In theory, it’s true. Editors’ roles have expanded over the years and we’re involved in a huge range of activities connected to publishing and promoting our authors. But nonetheless we make the time to edit, even if some of that is our own time in the evenings or at weekends, because it’s the reason most of us wanted to do this job in the first place, and because making sure our books are as good as they can be is so important. I can’t speak for all editors, of course, and some are naturally less preoccupied with the editorial process than others. But for my own part I want to spend as much time editing a book as it needs, even if that time is hard to find.
How important/involved is the editing process after you’ve acquired a title? Do debuts tend to need more work than novels by grizzled veterans, or does it vary case by case?
It’s crucial, I think, even if a book needs relatively little work. At the very least there’s always a conversation to be had about a novel’s strengths and weaknesses and it’s certainly not the case that grizzled veterans need less work than debut novelists (sometimes quite the opposite, since debut novels have often been extensively workshopped on creative writing courses, or had feedback from multiple sources along the road to securing an agent).
I like to work with the author as closely as possible. After a first reading I’ll talk them through my overarching response to the manuscript and discuss their own aims for it, to make sure we have the same vision for the book. I’ll then do a structural edit, making notes on the page and writing a separate editorial letter, focusing on the bigger picture things – plot, structure, voice, characterisation, themes. At a later stage I’ll do a line-edit, commenting on individual moments, sentences, even word choices. Sometimes the author will only need to revise the manuscript once; other times we’ll go back and forth over multiple drafts. But it’s important to know when to stop, too.
What are the top 3 problems you encounter when editing novels?
Beginnings that take too long to get going – perhaps because the author has spent lots of time introducing the characters, filling in backstory or setting the scene. Middles that aren’t well-formed – they might be erratic in pace or contain unnecessary scenes or lose focus. Endings that feel unsatisfying – whether because they’ve been rushed or feel inconclusive or tie everything up a little too neatly.
On a page-by-page level, the three things I find myself flagging up most frequently are unsubtle chunks of exposition, repetitions (word repetitions or making the same point more than once) and excess stage directions – that is, descriptions of characters’ inconsequential actions or body language that the reader could imagine the scene just as well without.
Are differences of opinion between an editor and an author common? How do you deal with them?

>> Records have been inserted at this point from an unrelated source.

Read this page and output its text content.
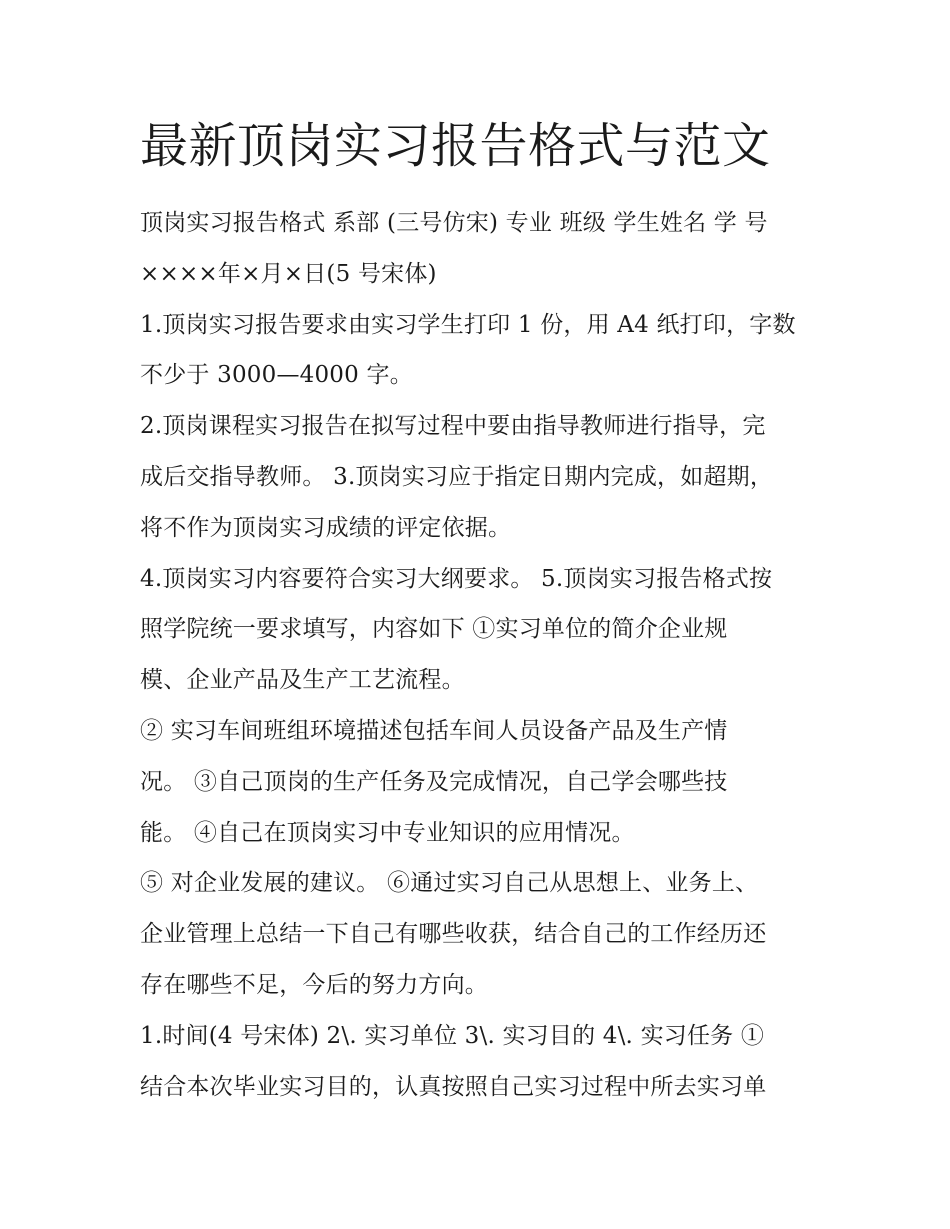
最新顶岗实习报告格式与范文
顶岗实习报告格式 系部 (三号仿宋) 专业 班级 学生姓名 学 号
××××年×月×日(5 号宋体)
1.顶岗实习报告要求由实习学生打印 1 份，用 A4 纸打印，字数
不少于 3000—4000 字。
2.顶岗课程实习报告在拟写过程中要由指导教师进行指导，完
成后交指导教师。 3.顶岗实习应于指定日期内完成，如超期，
将不作为顶岗实习成绩的评定依据。
4.顶岗实习内容要符合实习大纲要求。 5.顶岗实习报告格式按
照学院统一要求填写，内容如下 ①实习单位的简介企业规
模、企业产品及生产工艺流程。
② 实习车间班组环境描述包括车间人员设备产品及生产情
况。 ③自己顶岗的生产任务及完成情况，自己学会哪些技
能。 ④自己在顶岗实习中专业知识的应用情况。
⑤ 对企业发展的建议。 ⑥通过实习自己从思想上、业务上、
企业管理上总结一下自己有哪些收获，结合自己的工作经历还
存在哪些不足，今后的努力方向。
1.时间(4 号宋体) 2\. 实习单位 3\. 实习目的 4\. 实习任务 ①
结合本次毕业实习目的，认真按照自己实习过程中所去实习单
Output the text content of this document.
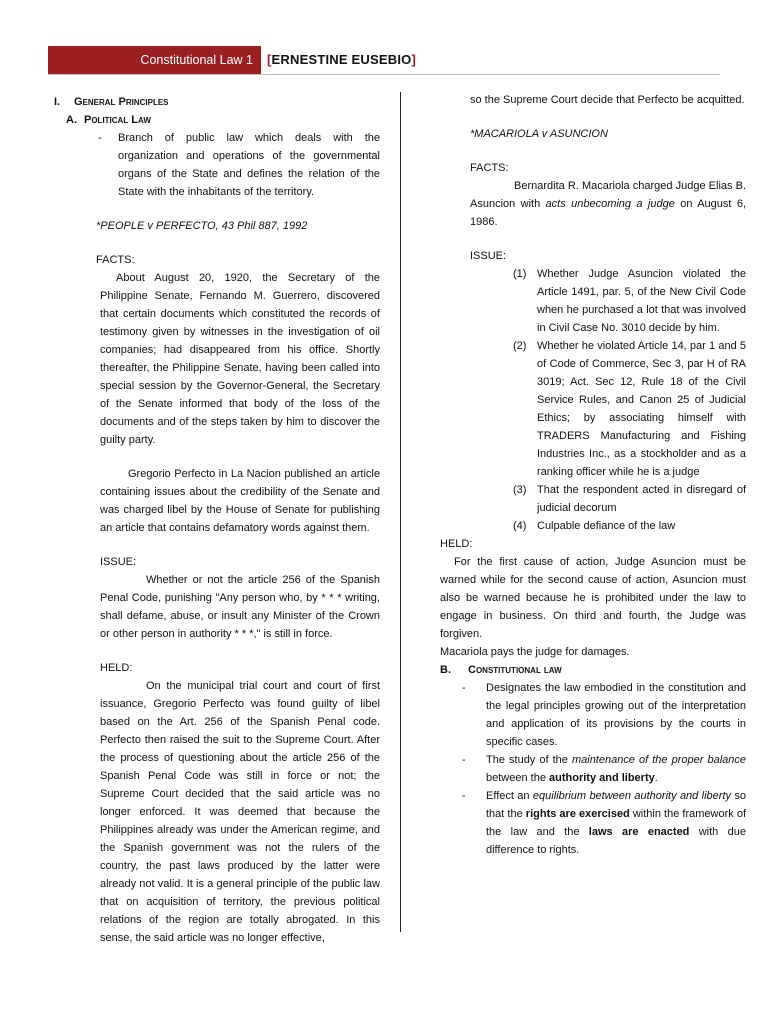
Constitutional Law 1	[ERNESTINE EUSEBIO]
I. General Principles
A. Political Law
- Branch of public law which deals with the organization and operations of the governmental organs of the State and defines the relation of the State with the inhabitants of the territory.

*PEOPLE v PERFECTO, 43 Phil 887, 1992

FACTS:

About August 20, 1920, the Secretary of the Philippine Senate, Fernando M. Guerrero, discovered that certain documents which constituted the records of testimony given by witnesses in the investigation of oil companies; had disappeared from his office. Shortly thereafter, the Philippine Senate, having been called into special session by the Governor-General, the Secretary of the Senate informed that body of the loss of the documents and of the steps taken by him to discover the guilty party.

Gregorio Perfecto in La Nacion published an article containing issues about the credibility of the Senate and was charged libel by the House of Senate for publishing an article that contains defamatory words against them.

ISSUE:

Whether or not the article 256 of the Spanish Penal Code, punishing "Any person who, by * * * writing, shall defame, abuse, or insult any Minister of the Crown or other person in authority * * *," is still in force.

HELD:

On the municipal trial court and court of first issuance, Gregorio Perfecto was found guilty of libel based on the Art. 256 of the Spanish Penal code. Perfecto then raised the suit to the Supreme Court. After the process of questioning about the article 256 of the Spanish Penal Code was still in force or not; the Supreme Court decided that the said article was no longer enforced. It was deemed that because the Philippines already was under the American regime, and the Spanish government was not the rulers of the country, the past laws produced by the latter were already not valid. It is a general principle of the public law that on acquisition of territory, the previous political relations of the region are totally abrogated. In this sense, the said article was no longer effective,

so the Supreme Court decide that Perfecto be acquitted.

*MACARIOLA v ASUNCION

FACTS:

Bernardita R. Macariola charged Judge Elias B. Asuncion with acts unbecoming a judge on August 6, 1986.

ISSUE:

(1) Whether Judge Asuncion violated the Article 1491, par. 5, of the New Civil Code when he purchased a lot that was involved in Civil Case No. 3010 decide by him.
(2) Whether he violated Article 14, par 1 and 5 of Code of Commerce, Sec 3, par H of RA 3019; Act. Sec 12, Rule 18 of the Civil Service Rules, and Canon 25 of Judicial Ethics; by associating himself with TRADERS Manufacturing and Fishing Industries Inc., as a stockholder and as a ranking officer while he is a judge
(3) That the respondent acted in disregard of judicial decorum
(4) Culpable defiance of the law

HELD:

For the first cause of action, Judge Asuncion must be warned while for the second cause of action, Asuncion must also be warned because he is prohibited under the law to engage in business. On third and fourth, the Judge was forgiven.

Macariola pays the judge for damages.

B. Constitutional law
- Designates the law embodied in the constitution and the legal principles growing out of the interpretation and application of its provisions by the courts in specific cases.
- The study of the maintenance of the proper balance between the authority and liberty.
- Effect an equilibrium between authority and liberty so that the rights are exercised within the framework of the law and the laws are enacted with due difference to rights.
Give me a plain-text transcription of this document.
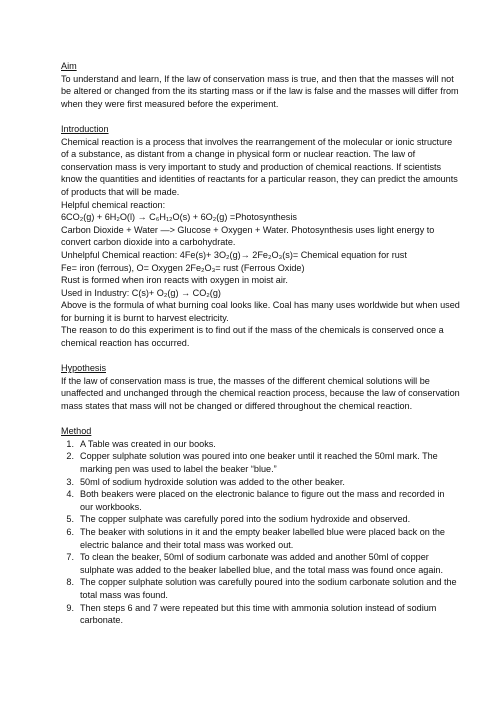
Aim

To understand and learn, If the law of conservation mass is true, and then that the masses will not be altered or changed from the its starting mass or if the law is false and the masses will differ from when they were first measured before the experiment.

Introduction

Chemical reaction is a process that involves the rearrangement of the molecular or ionic structure of a substance, as distant from a change in physical form or nuclear reaction. The law of conservation mass is very important to study and production of chemical reactions. If scientists know the quantities and identities of reactants for a particular reason, they can predict the amounts of products that will be made.

Helpful chemical reaction:

6CO₂(g) + 6H₂O(l) → C₆H₁₂O(s) + 6O₂(g) =Photosynthesis

Carbon Dioxide + Water —> Glucose + Oxygen + Water. Photosynthesis uses light energy to convert carbon dioxide into a carbohydrate.

Unhelpful Chemical reaction: 4Fe(s)+ 3O₂(g)→ 2Fe₂O₃(s)= Chemical equation for rust

Fe= iron (ferrous), O= Oxygen 2Fe₂O₃= rust (Ferrous Oxide)

Rust is formed when iron reacts with oxygen in moist air.

Used in Industry: C(s)+ O₂(g) → CO₂(g)

Above is the formula of what burning coal looks like. Coal has many uses worldwide but when used for burning it is burnt to harvest electricity.

The reason to do this experiment is to find out if the mass of the chemicals is conserved once a chemical reaction has occurred.

Hypothesis

If the law of conservation mass is true, the masses of the different chemical solutions will be unaffected and unchanged through the chemical reaction process, because the law of conservation mass states that mass will not be changed or differed throughout the chemical reaction.

Method

1. A Table was created in our books.
2. Copper sulphate solution was poured into one beaker until it reached the 50ml mark. The marking pen was used to label the beaker “blue.”
3. 50ml of sodium hydroxide solution was added to the other beaker.
4. Both beakers were placed on the electronic balance to figure out the mass and recorded in our workbooks.
5. The copper sulphate was carefully pored into the sodium hydroxide and observed.
6. The beaker with solutions in it and the empty beaker labelled blue were placed back on the electric balance and their total mass was worked out.
7. To clean the beaker, 50ml of sodium carbonate was added and another 50ml of copper sulphate was added to the beaker labelled blue, and the total mass was found once again.
8. The copper sulphate solution was carefully poured into the sodium carbonate solution and the total mass was found.
9. Then steps 6 and 7 were repeated but this time with ammonia solution instead of sodium carbonate.
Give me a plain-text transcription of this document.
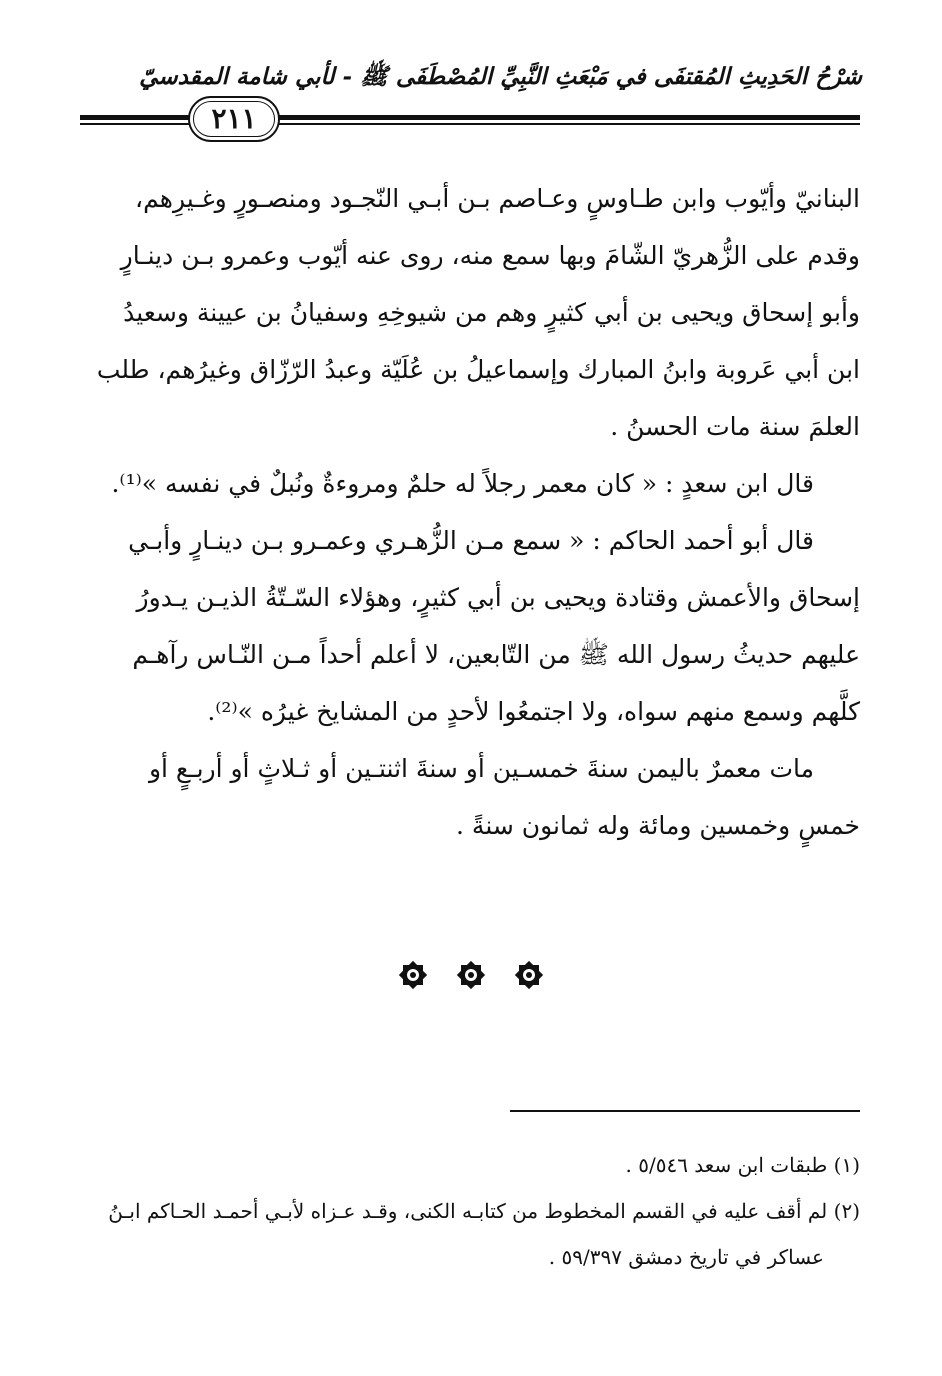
شرْحُ الحَدِيثِ المُقتفَى في مَبْعَثِ النَّبِيِّ المُصْطَفَى ﷺ - لأبي شامة المقدسيّ
٢١١
البنانيّ وأيّوب وابن طـاوسٍ وعـاصم بـن أبـي النّجـود ومنصـورٍ وغـيرِهم،
وقدم على الزُّهريّ الشّامَ وبها سمع منه، روى عنه أيّوب وعمرو بـن دينـارٍ
وأبو إسحاق ويحيى بن أبي كثيرٍ وهم من شيوخِهِ وسفيانُ بن عيينة وسعيدُ
ابن أبي عَروبة وابنُ المبارك وإسماعيلُ بن عُلَيّة وعبدُ الرّزّاق وغيرُهم، طلب
العلمَ سنة مات الحسنُ .
قال ابن سعدٍ : « كان معمر رجلاً له حلمٌ ومروءةٌ ونُبلٌ في نفسه »⁽¹⁾.
قال أبو أحمد الحاكم : « سمع مـن الزُّهـري وعمـرو بـن دينـارٍ وأبـي
إسحاق والأعمش وقتادة ويحيى بن أبي كثيرٍ، وهؤلاء السّـتّةُ الذيـن يـدورُ
عليهم حديثُ رسول الله ﷺ من التّابعين، لا أعلم أحداً مـن النّـاس رآهـم
كلَّهم وسمع منهم سواه، ولا اجتمعُوا لأحدٍ من المشايخ غيرُه »⁽²⁾.
مات معمرٌ باليمن سنةَ خمسـين أو سنةَ اثنتـين أو ثـلاثٍ أو أربـعٍ أو
خمسٍ وخمسين ومائة وله ثمانون سنةً .
(١) طبقات ابن سعد ٥/٥٤٦ .
(٢) لم أقف عليه في القسم المخطوط من كتابـه الكنى، وقـد عـزاه لأبـي أحمـد الحـاكم ابـنُ
عساكر في تاريخ دمشق ٥٩/٣٩٧ .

I’ve never had a significant difference of opinion with an author (famous last words…), though of course they come up – it’s only to be expected given that the way readers respond to novels is subjective. Establishing a mutually respectful and trusting relationship is the key to it. The author needs to remember that the editor is the fresh pair of eyes that they don’t have, and there to bridge the gap between writer and reader. The editor needs to abide by the author’s vision for the book, rather than imposing their own ideas. In the end, all editorial notes are suggestions rather than instructions, so the author gets the final say.
Finally, can you let us know about a book you’re working on/recently worked on that we ought to get very excited about?
Oh, there are so many! Naomi Wood has written a dazzling novel about Hemingway’s four marriages, Mrs Hemingway. Shotgun Lovesongs by Nickolas Butler is the most verdant, heartfelt novel about friendship and small-town American life I’ve read in years. Jessie Burton’s The Miniaturist is an absolute show-stopper – a heady, subversive, unputdownable novel set against a backdrop of the Dutch Golden Age and featuring a young woman in search of herself, a wealthy merchant with a secret and an elusive miniaturist whose tiny figures might just have the power to predict the future. All of these books are published in 2014 and I hope readers will find them as exciting as I do.